March 27, 2026

Where shredder performance really begins: How Attar Metals reduced wear and cut maintenance costs upstream

Running a shredder in 2026 means managing risk as much as throughput. Attar Metals Inc., a full-service recycler based in Mississauga, Ontario, learned this first-hand. In April 2023, the company integrated Zato's Blue Devil twin-shaft pre-shredder upstream of its shredding line. The outcome was clear: a 30% reduction in shredder maintenance costs, fewer unplanned stoppages, more predictable service intervals, and a measurable improvement in plant safety. A concrete case that shows how conditioning material before it reaches the rotor is the most effective strategy for protecting equipment and people alike.

Blue Devil at Attar Metals

When the shredder becomes the bottleneck

Attar Metals Inc. processes a mix of ferrous and non-ferrous scrap from industrial suppliers, dealers, and public drop-off.

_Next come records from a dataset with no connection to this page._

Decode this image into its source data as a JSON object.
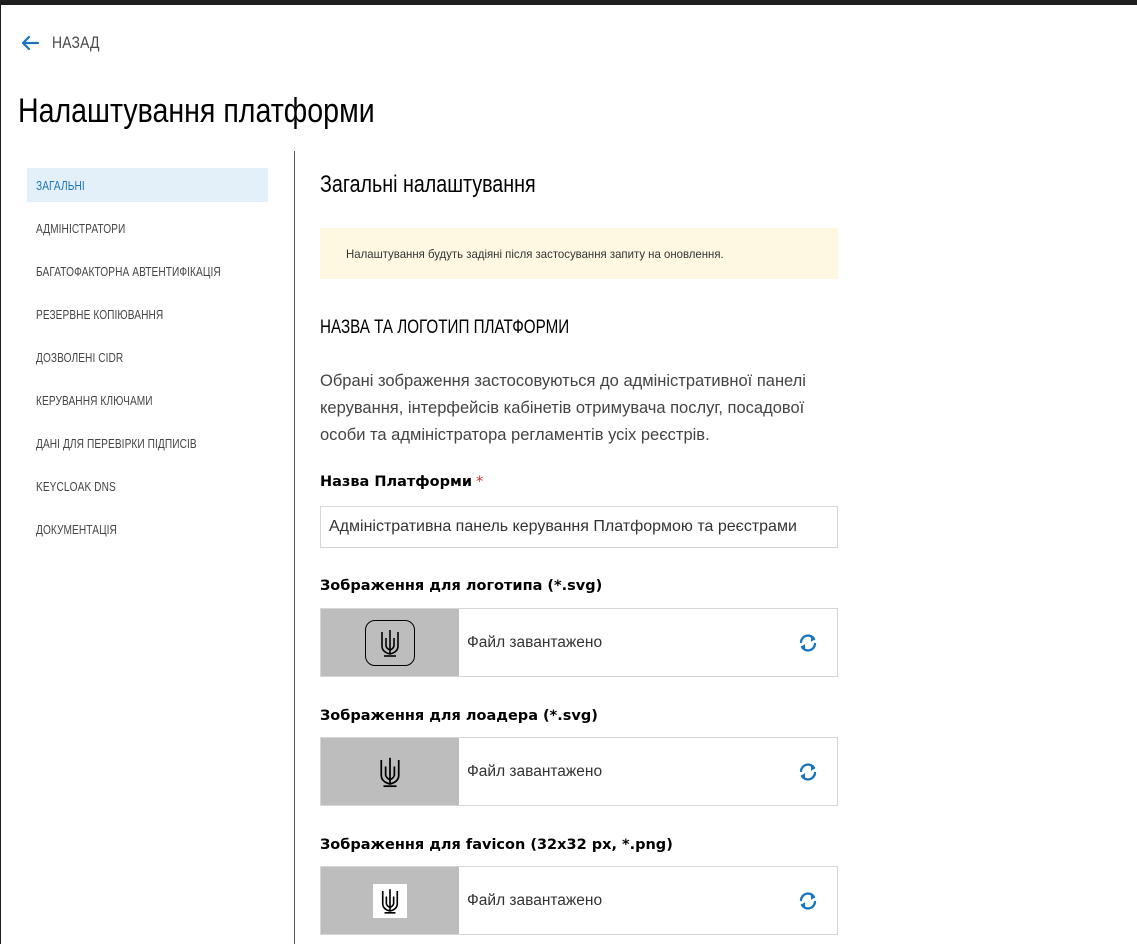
{
  "nav": {
    "back_label": "НАЗАД"
  },
  "page": {
    "title": "Налаштування платформи"
  },
  "sidebar": {
    "items": [
      {
        "label": "ЗАГАЛЬНІ",
        "active": true
      },
      {
        "label": "АДМІНІСТРАТОРИ"
      },
      {
        "label": "БАГАТОФАКТОРНА АВТЕНТИФІКАЦІЯ"
      },
      {
        "label": "РЕЗЕРВНЕ КОПІЮВАННЯ"
      },
      {
        "label": "ДОЗВОЛЕНІ CIDR"
      },
      {
        "label": "КЕРУВАННЯ КЛЮЧАМИ"
      },
      {
        "label": "ДАНІ ДЛЯ ПЕРЕВІРКИ ПІДПИСІВ"
      },
      {
        "label": "KEYCLOAK DNS"
      },
      {
        "label": "ДОКУМЕНТАЦІЯ"
      }
    ]
  },
  "main": {
    "section_title": "Загальні налаштування",
    "notice": "Налаштування будуть задіяні після застосування запиту на оновлення.",
    "subheading": "НАЗВА ТА ЛОГОТИП ПЛАТФОРМИ",
    "description": "Обрані зображення застосовуються до адміністративної панелі керування, інтерфейсів кабінетів отримувача послуг, посадової особи та адміністратора регламентів усіх реєстрів.",
    "platform_name": {
      "label": "Назва Платформи",
      "required_mark": "*",
      "value": "Адміністративна панель керування Платформою та реєстрами"
    },
    "logo_upload": {
      "label": "Зображення для логотипа (*.svg)",
      "status": "Файл завантажено",
      "icon": "trident-icon"
    },
    "loader_upload": {
      "label": "Зображення для лоадера (*.svg)",
      "status": "Файл завантажено",
      "icon": "trident-icon"
    },
    "favicon_upload": {
      "label": "Зображення для favicon (32x32 px, *.png)",
      "status": "Файл завантажено",
      "icon": "trident-icon"
    }
  },
  "colors": {
    "accent": "#1c75bc",
    "active_bg": "#e3f0fa",
    "notice_bg": "#fef8e3",
    "required": "#d32f2f",
    "thumb_bg": "#bdbdbd"
  }
}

Before 2023, raw material was fed directly into the shredder line — and the wear reflected it. "There was a lot of wear and tear on that machine," says Tony D'Alonzo, maintenance manager at Attar Metals, with four decades of experience in heavy equipment operations.

Beyond maintenance hours, it was a strain across the entire system. And above all, there was a safety concern. "Oh, number one is explosions," D'Alonzo says. High-speed rotors introduce friction and sparks. If the material contains residual fuels or pressurised components, consequences can escalate quickly. Something upstream had to change.

A Blue Devil at Attar MetalsThe Blue Devil pre-shredder: controlled force before the rotor

In 2023, Attar added Zato's Blue Devil, a low-speed twin-shaft pre-shredder, positioned upstream of the hammermill. Using counter-rotating shafts and high torque rather than speed, it shears and opens incoming scrap gradually — reducing bulk density, breaking down oversized pieces, and delivering a more homogeneous feed into the primary shredder. This directly increases hourly throughput while limiting friction and spark generation.

"It was an expansion to help our other machine out," D'Alonzo says.

Measurable results: 30% reduction in shredder maintenance costs

The impact was clear. Reduced impact loads meant lower wear on hammers and liners, fewer conveyor jams, and less strain on engines. D'Alonzo estimates a 30% reduction in shredder maintenance costs. "When you're talking millions of dollars to run a shredder, 30 percent is a good chunk." Service intervals became more predictable, and the risk of high-energy events inside the mill dropped significantly.

Blue Devil in Canada

Safety, capability, support: the three criteria that matter

Choosing the Blue Devil wasn't just about specs. Attar visited Belson Scrap Metal in Chicago to see the machine running in a live environment before committing. "That gave us confidence," D'Alonzo says. For any operator evaluating upstream pre-processing, he points to three priorities:

  • Safety first: by handling oversized and hazardous materials under controlled, low-speed conditions, the Blue Devil intercepts these risks before they reach the high-speed rotor — protecting both equipment and the people working around it.
  • What the machine can do for your line: capability, material compatibility, and impact on hourly throughput.
  • Supplier support: "These machines are very smart now. You need support behind them."

In a market where uptime defines profitability, conditioning scrap before it reaches the rotor has become a strategy — not just a processing choice.